For another thing, this is a new line of economic research, so there may be surprises ahead. This is especially true with respect to BC’s carbon tax, which has only been in effect since 2008. There are many questions about, for example, what we might call the persistence of salience: will the carbon tax continue to have a disproportionate effect in the future? (One could even ask the flip side of this question, which is whether just having a public debate about carbon pricing will influence demand even if carbon pricing doesn’t actually happen. Ah, dissertation topics galore!) For a sense of the importance of these issues, consider this update of the slide above that includes 2013, the latest year for which data is available:


Source: CANSIM 134-0004, 051-0001, calculations based on CTAM.

Finally, it’s worth remembering that transportation fuels are still going to be a tough nut to crack. Demand for motor gasoline may not be as inelastic as everybody thinks, but it’s still no Slinky. Perhaps a BC-style $30 carbon tax will reduce transportation emissions by 10 percent rather than 1 percent. That’s still pretty modest, and the major emissions reductions from carbon pricing are still likely to come from other sectors, notably electricity generation. Happily, there’s good news in those sectors, too. I’ll address that in my next post about how carbon taxes are better than you think.
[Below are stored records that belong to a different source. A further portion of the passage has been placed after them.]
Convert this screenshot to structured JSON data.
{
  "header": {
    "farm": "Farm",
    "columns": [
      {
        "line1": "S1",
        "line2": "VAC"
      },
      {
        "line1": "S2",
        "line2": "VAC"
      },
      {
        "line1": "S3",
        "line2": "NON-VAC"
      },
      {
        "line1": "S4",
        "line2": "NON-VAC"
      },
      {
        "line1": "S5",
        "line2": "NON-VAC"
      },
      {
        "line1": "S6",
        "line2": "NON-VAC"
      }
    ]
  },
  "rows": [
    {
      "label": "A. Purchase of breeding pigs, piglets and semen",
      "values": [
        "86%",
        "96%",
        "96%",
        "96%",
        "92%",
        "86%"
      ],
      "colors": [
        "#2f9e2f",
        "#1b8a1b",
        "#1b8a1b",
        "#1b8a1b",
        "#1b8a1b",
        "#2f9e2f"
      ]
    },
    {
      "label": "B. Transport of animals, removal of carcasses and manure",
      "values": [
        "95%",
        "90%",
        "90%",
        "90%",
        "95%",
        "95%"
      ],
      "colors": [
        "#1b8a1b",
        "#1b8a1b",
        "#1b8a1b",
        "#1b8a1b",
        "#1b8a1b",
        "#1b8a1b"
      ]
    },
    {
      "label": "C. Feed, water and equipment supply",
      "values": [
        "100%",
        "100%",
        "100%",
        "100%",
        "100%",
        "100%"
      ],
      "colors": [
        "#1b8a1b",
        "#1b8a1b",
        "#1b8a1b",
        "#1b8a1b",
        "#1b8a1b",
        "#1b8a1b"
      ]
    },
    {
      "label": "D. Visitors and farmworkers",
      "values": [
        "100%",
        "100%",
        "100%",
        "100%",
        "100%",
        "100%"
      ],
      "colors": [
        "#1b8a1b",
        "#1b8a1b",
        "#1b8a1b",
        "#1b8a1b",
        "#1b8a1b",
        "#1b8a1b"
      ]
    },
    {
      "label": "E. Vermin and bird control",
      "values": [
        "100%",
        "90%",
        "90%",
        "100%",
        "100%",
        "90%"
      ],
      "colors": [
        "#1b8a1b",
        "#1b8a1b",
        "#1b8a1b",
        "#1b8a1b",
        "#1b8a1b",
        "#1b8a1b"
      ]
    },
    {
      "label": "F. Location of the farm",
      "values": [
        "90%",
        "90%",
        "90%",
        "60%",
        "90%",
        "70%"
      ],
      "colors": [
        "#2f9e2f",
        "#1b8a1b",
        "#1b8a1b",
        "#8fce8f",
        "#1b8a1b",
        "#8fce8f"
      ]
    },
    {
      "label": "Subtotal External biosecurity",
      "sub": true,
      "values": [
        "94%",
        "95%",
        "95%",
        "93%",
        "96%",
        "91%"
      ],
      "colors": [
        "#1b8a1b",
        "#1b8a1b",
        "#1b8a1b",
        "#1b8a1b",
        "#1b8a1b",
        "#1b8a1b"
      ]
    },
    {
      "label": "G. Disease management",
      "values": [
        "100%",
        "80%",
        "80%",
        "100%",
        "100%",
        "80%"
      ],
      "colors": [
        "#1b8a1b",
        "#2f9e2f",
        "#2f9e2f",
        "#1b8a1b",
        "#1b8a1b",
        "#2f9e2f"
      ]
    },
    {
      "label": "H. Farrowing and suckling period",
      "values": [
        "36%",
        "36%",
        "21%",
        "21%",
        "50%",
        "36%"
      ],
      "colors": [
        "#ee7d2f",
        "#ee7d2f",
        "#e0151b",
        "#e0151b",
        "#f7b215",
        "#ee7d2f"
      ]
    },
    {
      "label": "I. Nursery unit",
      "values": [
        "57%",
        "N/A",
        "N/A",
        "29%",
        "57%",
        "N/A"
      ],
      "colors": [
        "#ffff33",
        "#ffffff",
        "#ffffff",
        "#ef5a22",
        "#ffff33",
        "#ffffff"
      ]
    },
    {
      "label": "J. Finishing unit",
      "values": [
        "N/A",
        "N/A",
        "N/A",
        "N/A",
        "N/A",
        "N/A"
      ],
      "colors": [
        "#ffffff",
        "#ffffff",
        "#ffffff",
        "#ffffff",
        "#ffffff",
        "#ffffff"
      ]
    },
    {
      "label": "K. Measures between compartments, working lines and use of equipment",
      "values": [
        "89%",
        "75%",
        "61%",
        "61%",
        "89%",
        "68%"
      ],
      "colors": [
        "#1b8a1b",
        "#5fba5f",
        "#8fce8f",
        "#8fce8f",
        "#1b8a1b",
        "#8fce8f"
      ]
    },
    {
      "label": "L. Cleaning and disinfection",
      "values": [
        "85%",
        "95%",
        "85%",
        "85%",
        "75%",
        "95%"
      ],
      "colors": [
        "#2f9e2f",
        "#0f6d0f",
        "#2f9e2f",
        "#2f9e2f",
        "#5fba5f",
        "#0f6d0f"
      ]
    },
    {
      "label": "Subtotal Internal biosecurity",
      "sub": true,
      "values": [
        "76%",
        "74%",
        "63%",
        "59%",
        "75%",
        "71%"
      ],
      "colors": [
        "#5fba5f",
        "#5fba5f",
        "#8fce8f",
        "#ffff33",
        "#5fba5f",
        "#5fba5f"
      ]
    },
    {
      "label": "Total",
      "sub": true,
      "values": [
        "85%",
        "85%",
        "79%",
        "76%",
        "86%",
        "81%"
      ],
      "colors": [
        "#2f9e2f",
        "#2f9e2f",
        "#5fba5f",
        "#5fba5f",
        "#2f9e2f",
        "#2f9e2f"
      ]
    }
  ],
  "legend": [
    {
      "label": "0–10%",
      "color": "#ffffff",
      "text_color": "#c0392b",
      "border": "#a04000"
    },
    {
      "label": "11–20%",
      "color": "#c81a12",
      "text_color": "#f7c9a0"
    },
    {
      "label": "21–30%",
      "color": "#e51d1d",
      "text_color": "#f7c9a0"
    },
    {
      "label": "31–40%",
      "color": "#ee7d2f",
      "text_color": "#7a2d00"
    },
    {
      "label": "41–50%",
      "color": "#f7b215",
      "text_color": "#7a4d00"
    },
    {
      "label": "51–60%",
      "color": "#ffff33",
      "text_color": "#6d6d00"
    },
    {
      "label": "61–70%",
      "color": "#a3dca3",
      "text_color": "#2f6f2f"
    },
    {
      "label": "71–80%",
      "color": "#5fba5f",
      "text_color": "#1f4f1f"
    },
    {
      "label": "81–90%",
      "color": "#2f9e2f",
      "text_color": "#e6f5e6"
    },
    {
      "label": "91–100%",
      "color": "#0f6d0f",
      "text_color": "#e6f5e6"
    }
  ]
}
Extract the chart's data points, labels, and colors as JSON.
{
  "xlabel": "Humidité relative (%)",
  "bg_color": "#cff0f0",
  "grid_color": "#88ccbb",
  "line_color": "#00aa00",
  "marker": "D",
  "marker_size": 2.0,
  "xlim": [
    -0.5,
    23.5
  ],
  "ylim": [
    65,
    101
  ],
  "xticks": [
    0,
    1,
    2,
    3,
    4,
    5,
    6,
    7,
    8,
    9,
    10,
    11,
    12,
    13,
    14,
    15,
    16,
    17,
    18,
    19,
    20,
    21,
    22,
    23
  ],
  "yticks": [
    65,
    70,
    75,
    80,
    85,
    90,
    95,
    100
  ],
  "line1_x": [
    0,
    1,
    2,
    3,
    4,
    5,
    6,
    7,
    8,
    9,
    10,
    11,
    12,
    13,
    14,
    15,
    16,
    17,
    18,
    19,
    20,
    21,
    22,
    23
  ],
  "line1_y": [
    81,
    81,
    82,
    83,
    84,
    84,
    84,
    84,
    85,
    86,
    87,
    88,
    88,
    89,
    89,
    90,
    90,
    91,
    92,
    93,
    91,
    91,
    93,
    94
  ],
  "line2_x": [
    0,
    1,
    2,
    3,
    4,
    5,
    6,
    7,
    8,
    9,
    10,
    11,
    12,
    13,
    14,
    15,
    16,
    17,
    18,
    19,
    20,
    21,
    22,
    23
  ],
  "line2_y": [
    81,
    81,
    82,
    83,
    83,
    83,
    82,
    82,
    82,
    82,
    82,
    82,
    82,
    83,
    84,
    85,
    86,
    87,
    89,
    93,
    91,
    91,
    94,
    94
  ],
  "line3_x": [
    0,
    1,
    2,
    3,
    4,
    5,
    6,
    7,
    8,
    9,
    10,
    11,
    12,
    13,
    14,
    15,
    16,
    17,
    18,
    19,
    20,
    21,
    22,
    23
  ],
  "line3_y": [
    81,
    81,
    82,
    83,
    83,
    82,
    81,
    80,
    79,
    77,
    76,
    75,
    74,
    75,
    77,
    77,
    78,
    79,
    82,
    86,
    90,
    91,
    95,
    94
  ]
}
One last point: The salience and persistence arguments may depend on the presence of open and honest public debate about and acknowledgement of the fact that carbon pricing is going to raise gasoline prices. This is potentially relevant in the debate between carbon taxes and cap-and-trade systems: the former approach tends to be open and transparent while the latter approach tends to be more opaque. (At a Seattle Chamber luncheon panel I went to last year, a speaker from California refused to admit that cap-and-trade would raise gas prices. The same dynamic is in evident in this KUOW story from earlier this month, which quotes state Rep Joe Fitzgibbon saying that “I don’t think it’s at all a foregone conclusion that the energy companies will choose to increase their prices.”) There are more questions than answers here, but it seems plausible that honesty really is the best policy.

Update May 8 2015: See also this Yahoo news article: “A new preliminary study by Matthew Lewis, a professor of Economics at Clemson University, and three other researchers suggests a 12 percent swing in pump prices would raise or lower gasoline demand by 1 percent, roughly five times higher than the EIA formula.”